Meet the MD: James Gower of The Game Fair Limited

Meet the MD: James Gower of The Game Fair Limited

This July, The Game Fair, hailed as the country’s most important festival of the countryside, is set to inject more than £30m into the region’s economy when it returns to Ragley Hall. The event’s managing director James Gower joined the team last year and gives BQ an insight into his professional journey, and plans for the 2016 event.

Describe your role in no more than 100 words.

My overriding aim is to protect and build on the legacy of The Game Fair event - this underpins all I do as MD of such a prestigious, incredible event. Each day can be a mix of meetings with stakeholders, exhibitors, senior figures from the world of rural affairs and the countryside, politicians, government and professional advisers and business owners.

Supported by a fantastic team, I strive to harness and utilise their extensive expertise so that together we deliver a showcase for the countryside that is inclusive and accessible to all - from the die-hard countryside supporters and stakeholders, to businesses, and families.

What is it the company does?

The Game Fair Limited is responsible for staging the Game Fair, which is the authentic and unique festival of the countryside. This year the event is at Ragley Hall, where we anticipate 140,000 visitors and 800 exhibitors over its 3 days from 29th to 31st July, and is set to inject over £30million into the local economy.

The company is responsible for everything at the event, from its planning which began last year, to building partnerships with organisations dedicated to the rural industries and countryside.

Give us a brief timeline of your career so far – where did you start, how did you move on?

I have been in the events industry for 30 years in which time I have been fortunate to be involved in a huge number of the UK’s best loved events including the Ideal Home Exhibition and the International Boat Show.

My career has included being Marketing Director for dmg World Media and for the British Marine Federation where for seven years I was responsible for the London and Southampton Boat Shows. At EMAP I was portfolio director for a series of shows in the construction sector.

I launched Brand Events Asia based in Hong Kong which had Top Gear Live as its first launch event. I joined The Game Fair as its MD last year, after a year with The Wireless Broadband Alliance (WBA).

What do you believe makes a great leader?

Vision and good communication, internally and externally. I always keep in mind that it is more fun to say ‘yes’ than it is to say ‘no’, and a great leader will always find a way.

What has been your biggest challenge in your current position?

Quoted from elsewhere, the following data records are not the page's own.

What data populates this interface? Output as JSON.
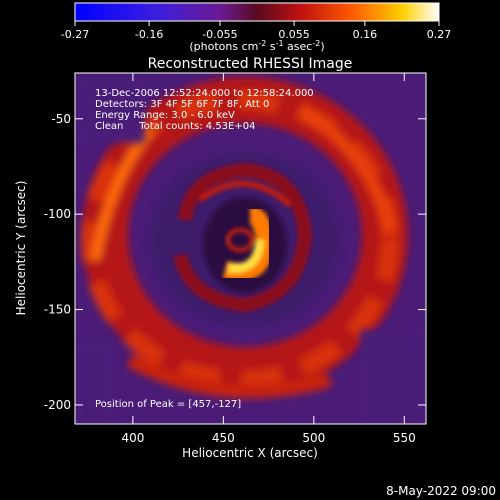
{
  "colorbar": {
    "ticks": [
      "-0.27",
      "-0.16",
      "-0.055",
      "0.055",
      "0.16",
      "0.27"
    ],
    "units_main": "(photons cm",
    "units_sup1": "-2",
    "units_mid": " s",
    "units_sup2": "-1",
    "units_mid2": " asec",
    "units_sup3": "-2",
    "units_end": ")",
    "range": [
      -0.27,
      0.27
    ]
  },
  "chart_data": {
    "type": "heatmap",
    "title": "Reconstructed RHESSI Image",
    "xlabel": "Heliocentric X (arcsec)",
    "ylabel": "Heliocentric Y (arcsec)",
    "xlim": [
      368,
      562
    ],
    "ylim": [
      -210,
      -26
    ],
    "x_ticks": [
      400,
      450,
      500,
      550
    ],
    "y_ticks": [
      -50,
      -100,
      -150,
      -200
    ],
    "peak": {
      "x": 457,
      "y": -127
    },
    "annotations": [
      "13-Dec-2006 12:52:24.000 to 12:58:24.000",
      "Detectors: 3F 4F 5F 6F 7F 8F, Att 0",
      "Energy Range: 3.0 - 6.0 keV",
      "Clean     Total counts: 4.53E+04"
    ],
    "peak_label": "Position of Peak = [457,-127]"
  },
  "footer_date": "8-May-2022 09:00"
}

I joined The Game Fair at a time of change – for years it had been branded as a CLA event – but this year marks the beginning of a new and really exciting phase in its history as The Game Fair is now neutral. Some might see this as a challenge, but I actually see it as a great opportunity.

How do you alleviate the stress that comes with your job?

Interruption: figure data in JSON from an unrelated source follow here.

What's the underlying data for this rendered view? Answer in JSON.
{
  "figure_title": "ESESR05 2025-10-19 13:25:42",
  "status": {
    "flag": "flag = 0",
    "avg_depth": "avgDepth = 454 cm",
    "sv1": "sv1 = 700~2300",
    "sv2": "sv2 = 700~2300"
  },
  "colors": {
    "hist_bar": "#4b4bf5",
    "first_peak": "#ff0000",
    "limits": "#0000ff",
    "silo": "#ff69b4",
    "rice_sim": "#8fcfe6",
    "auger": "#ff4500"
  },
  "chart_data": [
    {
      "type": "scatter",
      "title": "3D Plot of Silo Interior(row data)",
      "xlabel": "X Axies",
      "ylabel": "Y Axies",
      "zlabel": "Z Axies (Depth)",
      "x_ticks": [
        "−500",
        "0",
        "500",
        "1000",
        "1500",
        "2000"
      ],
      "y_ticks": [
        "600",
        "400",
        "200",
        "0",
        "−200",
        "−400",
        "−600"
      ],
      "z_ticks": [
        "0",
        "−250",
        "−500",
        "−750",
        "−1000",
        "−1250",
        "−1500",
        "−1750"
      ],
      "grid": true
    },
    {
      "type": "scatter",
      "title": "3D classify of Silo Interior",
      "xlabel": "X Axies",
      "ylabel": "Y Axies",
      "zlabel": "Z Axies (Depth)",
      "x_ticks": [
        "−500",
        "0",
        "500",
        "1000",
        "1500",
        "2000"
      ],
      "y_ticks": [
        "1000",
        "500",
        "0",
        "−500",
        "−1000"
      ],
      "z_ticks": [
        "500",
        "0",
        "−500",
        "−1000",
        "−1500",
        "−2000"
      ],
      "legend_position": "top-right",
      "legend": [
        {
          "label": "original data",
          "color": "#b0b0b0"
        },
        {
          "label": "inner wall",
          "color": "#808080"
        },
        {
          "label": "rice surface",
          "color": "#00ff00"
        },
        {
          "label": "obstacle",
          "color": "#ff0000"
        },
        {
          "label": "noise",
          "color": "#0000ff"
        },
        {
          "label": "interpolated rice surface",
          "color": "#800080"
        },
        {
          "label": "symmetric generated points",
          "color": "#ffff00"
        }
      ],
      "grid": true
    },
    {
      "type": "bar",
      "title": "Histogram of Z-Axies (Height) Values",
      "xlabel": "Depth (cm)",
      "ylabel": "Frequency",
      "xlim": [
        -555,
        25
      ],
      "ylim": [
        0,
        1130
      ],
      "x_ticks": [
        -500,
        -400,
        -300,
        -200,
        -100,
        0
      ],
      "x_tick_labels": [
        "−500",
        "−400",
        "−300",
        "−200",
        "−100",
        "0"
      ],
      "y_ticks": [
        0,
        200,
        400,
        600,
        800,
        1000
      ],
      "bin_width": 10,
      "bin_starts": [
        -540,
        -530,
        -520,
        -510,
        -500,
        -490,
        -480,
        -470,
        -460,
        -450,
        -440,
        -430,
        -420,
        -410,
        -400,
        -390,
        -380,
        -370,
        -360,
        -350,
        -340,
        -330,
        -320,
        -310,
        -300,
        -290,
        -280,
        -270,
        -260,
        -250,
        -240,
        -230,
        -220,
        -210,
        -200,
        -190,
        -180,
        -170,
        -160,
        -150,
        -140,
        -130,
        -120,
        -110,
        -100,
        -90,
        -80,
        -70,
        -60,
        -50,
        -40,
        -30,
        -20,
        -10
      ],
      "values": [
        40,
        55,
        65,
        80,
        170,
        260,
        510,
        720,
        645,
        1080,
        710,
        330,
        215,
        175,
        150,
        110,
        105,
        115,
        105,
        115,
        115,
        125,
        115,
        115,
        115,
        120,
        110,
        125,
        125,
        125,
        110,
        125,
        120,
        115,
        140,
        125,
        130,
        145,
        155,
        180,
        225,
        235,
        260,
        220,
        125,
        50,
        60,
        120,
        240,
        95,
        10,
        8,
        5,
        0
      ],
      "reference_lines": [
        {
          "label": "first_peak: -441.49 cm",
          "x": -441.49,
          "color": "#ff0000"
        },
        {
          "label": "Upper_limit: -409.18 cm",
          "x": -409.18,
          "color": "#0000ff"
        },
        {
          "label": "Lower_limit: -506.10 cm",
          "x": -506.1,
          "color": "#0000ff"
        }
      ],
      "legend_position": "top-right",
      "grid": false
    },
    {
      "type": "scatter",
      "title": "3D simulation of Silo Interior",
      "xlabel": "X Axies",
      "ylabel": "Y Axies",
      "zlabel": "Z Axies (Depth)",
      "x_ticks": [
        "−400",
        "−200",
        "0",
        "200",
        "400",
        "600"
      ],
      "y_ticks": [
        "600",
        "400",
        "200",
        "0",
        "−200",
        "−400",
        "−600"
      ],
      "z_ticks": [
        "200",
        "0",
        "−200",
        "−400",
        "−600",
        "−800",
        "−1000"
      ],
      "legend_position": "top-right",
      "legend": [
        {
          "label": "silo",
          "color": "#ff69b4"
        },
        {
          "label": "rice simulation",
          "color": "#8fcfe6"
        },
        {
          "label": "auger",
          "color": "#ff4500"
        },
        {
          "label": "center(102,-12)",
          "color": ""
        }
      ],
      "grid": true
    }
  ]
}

I thrive on the pressure of being in the events industry – events come with a deadline and a strict timeframe, which makes the structure and expectation measurable, and known. Stress for me is when I’m away from work and not able to get on with doing the job!

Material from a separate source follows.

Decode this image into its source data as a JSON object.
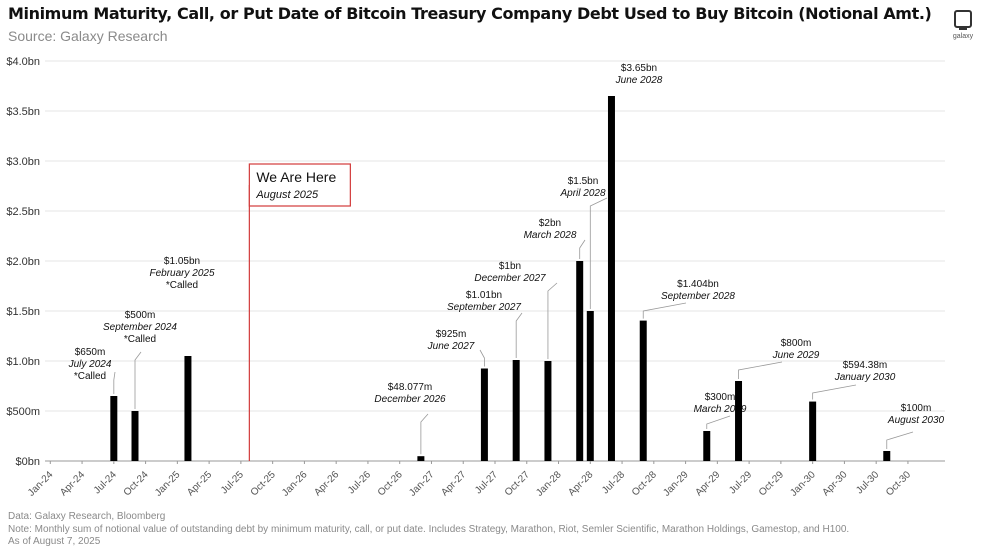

When you were little, what did you want to be when you grew up?

A vet. Arguably I am now therefore closer to this childhood dream than ever before, working on an event which celebrates everything about the countryside, including wildlife and birds.

Any pet hates in the workplace? What do you do about them?

Planning for, organising and staging a big event demands an efficient, well-oiled machine behind it, so anything that disrupts this finite operation is what frustrates me the most.

Where do you see the company in five years’ time?

My vision for The Game Fair in its new, refreshed and reinvigorated neutral position, is for it to flourish under my guidance starting this year, and growing more so each year thereafter. With the team, I feel like the custodian of the event’s brand and its legacy, and in the future I wish for it to be thriving, whilst continuing to be what it always has been – relevant, current, but yet more credible and useful to visitors and exhibitors than ever before.

What advice would you give to an aspiring business leader?

Be brave – try everything, and create things and opportunities. The world today has knowledge at its fingertips and this is free too. Ideas still have value, so make sure whatever you do adds value, and is delivered with passion, quality and belief.